As it does at Corning, this strategy guides the business’s product development
efforts and helps to steer resource allocation and project selection. A comprehensive product innovation strategy must include, among other elements, clearly defined objectives and defined strategic areas of focus; it must have a widely understood role in broader business goal. Further, the innovation strategy implemented in best-performing businesses is more than just a list of this year’s development projects; it has a much longer- term commitment. Companies with effective product innovation programs rely on a number of tools to implement them, including strategic buckets for resource allocation and strategic product roadmaps. Across the board, top-performing businesses build these elements into their product innovation strategy; poorly performing businesses do not. For example, on average, only 27.6% of businesses develop a product roadmap, but best performers are about twice as likely to use road- maps as poor performers (Figure 1). There is an even greater discrepancy in the use of strategic buckets, a resource allocation strategy that ensures availability of resources for critical products, with 41.4% of top performers and only 15.4% of poor performers using strategic buckets.
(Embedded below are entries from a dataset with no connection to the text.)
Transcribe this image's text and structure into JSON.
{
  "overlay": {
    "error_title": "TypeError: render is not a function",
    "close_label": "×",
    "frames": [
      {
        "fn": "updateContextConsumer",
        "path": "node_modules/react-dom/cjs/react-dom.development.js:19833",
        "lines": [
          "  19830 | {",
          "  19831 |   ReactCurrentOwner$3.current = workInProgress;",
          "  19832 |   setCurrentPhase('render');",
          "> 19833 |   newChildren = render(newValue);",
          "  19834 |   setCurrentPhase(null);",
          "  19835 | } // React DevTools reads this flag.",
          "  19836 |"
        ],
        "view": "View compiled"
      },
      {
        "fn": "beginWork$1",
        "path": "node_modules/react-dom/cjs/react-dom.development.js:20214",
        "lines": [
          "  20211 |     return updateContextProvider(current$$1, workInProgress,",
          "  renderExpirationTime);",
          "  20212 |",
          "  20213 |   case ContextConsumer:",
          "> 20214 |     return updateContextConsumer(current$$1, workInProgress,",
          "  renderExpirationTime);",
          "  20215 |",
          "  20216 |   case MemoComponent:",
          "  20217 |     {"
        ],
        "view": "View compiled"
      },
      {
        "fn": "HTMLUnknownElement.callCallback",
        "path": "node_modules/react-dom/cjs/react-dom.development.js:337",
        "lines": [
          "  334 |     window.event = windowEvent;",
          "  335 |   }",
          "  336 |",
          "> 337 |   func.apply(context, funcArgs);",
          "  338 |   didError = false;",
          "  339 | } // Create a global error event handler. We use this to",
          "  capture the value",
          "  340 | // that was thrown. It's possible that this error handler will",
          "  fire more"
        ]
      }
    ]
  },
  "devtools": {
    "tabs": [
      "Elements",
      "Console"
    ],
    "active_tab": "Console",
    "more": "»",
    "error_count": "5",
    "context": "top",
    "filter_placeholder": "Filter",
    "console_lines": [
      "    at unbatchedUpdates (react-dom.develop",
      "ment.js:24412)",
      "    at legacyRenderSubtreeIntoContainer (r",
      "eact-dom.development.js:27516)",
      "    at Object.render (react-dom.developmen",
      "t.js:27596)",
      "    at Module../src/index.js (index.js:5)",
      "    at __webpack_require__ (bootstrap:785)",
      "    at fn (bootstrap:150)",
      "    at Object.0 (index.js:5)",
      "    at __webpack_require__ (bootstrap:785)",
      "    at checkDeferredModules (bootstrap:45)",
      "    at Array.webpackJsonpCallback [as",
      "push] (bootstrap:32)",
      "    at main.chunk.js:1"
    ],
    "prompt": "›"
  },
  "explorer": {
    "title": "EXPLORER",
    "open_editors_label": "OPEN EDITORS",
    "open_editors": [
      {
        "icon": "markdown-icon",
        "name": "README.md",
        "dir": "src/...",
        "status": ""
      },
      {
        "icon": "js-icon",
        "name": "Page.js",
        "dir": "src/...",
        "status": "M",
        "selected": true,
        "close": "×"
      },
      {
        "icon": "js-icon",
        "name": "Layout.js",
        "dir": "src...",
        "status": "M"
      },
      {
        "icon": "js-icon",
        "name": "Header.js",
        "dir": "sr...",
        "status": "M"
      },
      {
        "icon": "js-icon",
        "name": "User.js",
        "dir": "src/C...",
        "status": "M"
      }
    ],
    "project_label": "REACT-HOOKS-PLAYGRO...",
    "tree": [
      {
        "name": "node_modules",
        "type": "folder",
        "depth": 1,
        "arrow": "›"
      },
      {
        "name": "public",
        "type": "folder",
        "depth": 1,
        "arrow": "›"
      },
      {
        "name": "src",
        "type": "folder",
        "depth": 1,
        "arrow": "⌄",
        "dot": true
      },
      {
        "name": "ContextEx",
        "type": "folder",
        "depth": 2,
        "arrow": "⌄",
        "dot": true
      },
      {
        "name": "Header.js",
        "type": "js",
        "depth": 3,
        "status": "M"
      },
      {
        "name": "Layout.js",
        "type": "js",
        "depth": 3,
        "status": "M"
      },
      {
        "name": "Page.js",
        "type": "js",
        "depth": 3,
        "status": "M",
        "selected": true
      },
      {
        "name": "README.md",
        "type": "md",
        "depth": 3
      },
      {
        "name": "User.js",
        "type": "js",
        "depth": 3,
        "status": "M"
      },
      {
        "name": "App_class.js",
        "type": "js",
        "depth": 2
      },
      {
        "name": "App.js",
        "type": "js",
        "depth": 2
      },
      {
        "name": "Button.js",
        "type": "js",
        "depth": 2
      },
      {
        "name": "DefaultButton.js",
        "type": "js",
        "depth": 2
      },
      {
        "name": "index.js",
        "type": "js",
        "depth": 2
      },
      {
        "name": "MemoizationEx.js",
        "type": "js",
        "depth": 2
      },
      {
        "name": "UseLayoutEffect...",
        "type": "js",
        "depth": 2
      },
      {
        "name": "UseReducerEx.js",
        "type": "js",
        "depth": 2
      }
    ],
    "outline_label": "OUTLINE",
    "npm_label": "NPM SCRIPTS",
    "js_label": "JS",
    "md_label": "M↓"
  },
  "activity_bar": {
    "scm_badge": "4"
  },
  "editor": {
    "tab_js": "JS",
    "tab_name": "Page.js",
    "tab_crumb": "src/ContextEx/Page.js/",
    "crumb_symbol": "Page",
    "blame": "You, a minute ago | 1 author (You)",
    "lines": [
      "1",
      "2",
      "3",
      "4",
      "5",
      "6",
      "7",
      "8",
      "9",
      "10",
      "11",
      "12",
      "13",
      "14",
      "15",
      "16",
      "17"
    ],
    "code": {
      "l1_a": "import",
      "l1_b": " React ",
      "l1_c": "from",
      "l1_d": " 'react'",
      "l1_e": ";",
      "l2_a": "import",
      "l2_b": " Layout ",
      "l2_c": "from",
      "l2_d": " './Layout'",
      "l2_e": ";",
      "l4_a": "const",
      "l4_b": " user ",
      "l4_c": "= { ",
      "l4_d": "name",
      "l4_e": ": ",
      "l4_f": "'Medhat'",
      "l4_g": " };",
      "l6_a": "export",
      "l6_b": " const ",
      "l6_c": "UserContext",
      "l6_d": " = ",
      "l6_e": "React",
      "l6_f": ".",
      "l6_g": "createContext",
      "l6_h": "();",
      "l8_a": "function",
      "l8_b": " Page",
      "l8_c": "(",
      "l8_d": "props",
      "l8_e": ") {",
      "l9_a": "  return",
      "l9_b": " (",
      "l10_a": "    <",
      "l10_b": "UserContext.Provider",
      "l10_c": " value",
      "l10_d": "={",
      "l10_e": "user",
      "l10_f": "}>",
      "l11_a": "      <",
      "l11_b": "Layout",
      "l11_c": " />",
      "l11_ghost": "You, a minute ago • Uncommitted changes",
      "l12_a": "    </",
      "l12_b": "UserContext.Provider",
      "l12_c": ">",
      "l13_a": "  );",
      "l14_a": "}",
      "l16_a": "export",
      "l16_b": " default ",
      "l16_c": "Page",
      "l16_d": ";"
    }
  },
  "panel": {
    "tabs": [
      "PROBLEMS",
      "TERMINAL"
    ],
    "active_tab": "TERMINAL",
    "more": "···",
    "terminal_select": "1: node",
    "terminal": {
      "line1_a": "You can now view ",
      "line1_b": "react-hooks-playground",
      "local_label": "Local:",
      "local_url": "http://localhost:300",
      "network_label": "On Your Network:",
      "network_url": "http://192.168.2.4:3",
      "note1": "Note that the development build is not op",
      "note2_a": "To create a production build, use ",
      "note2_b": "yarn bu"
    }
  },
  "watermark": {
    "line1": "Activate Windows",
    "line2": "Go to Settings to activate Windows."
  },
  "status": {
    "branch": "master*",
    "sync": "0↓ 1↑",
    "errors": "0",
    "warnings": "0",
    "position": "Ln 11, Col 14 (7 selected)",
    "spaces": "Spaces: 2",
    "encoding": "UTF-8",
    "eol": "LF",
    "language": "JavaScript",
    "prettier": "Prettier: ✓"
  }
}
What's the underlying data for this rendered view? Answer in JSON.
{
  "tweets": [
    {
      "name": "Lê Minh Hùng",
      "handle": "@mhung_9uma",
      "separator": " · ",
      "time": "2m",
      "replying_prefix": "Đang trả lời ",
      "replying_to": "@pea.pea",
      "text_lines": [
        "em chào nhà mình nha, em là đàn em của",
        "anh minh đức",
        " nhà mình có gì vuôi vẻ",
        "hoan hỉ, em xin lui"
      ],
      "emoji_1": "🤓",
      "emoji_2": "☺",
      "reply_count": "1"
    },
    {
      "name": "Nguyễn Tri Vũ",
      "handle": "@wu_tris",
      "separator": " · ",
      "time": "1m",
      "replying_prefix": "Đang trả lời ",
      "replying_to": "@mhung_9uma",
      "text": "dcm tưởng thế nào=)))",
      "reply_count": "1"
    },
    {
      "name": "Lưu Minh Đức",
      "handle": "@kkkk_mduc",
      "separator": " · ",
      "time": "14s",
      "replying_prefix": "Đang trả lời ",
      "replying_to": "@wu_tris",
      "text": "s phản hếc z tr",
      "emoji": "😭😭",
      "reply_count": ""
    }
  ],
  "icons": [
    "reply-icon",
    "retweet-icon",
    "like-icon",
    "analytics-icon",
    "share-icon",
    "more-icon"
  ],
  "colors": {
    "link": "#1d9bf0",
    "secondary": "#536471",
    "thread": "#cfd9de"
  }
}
The message for senior management is that if your business lacks a product innovation strategy that includes these key elements, this deficiency is likely hurting your business’s performance. The time is ripe to develop and install such a strategy, an effort that should be led by the business’s leadership team. Developing a product innovation strategy requires sustained, high-level effort; the work can be facilitated and guided by the use of a framework. The strategy development framework we developed based on observations from our study of best- performing businesses can be a helpful tool (Figure 2). This guide serves as a useful starting point to develop your own product innovation strategy.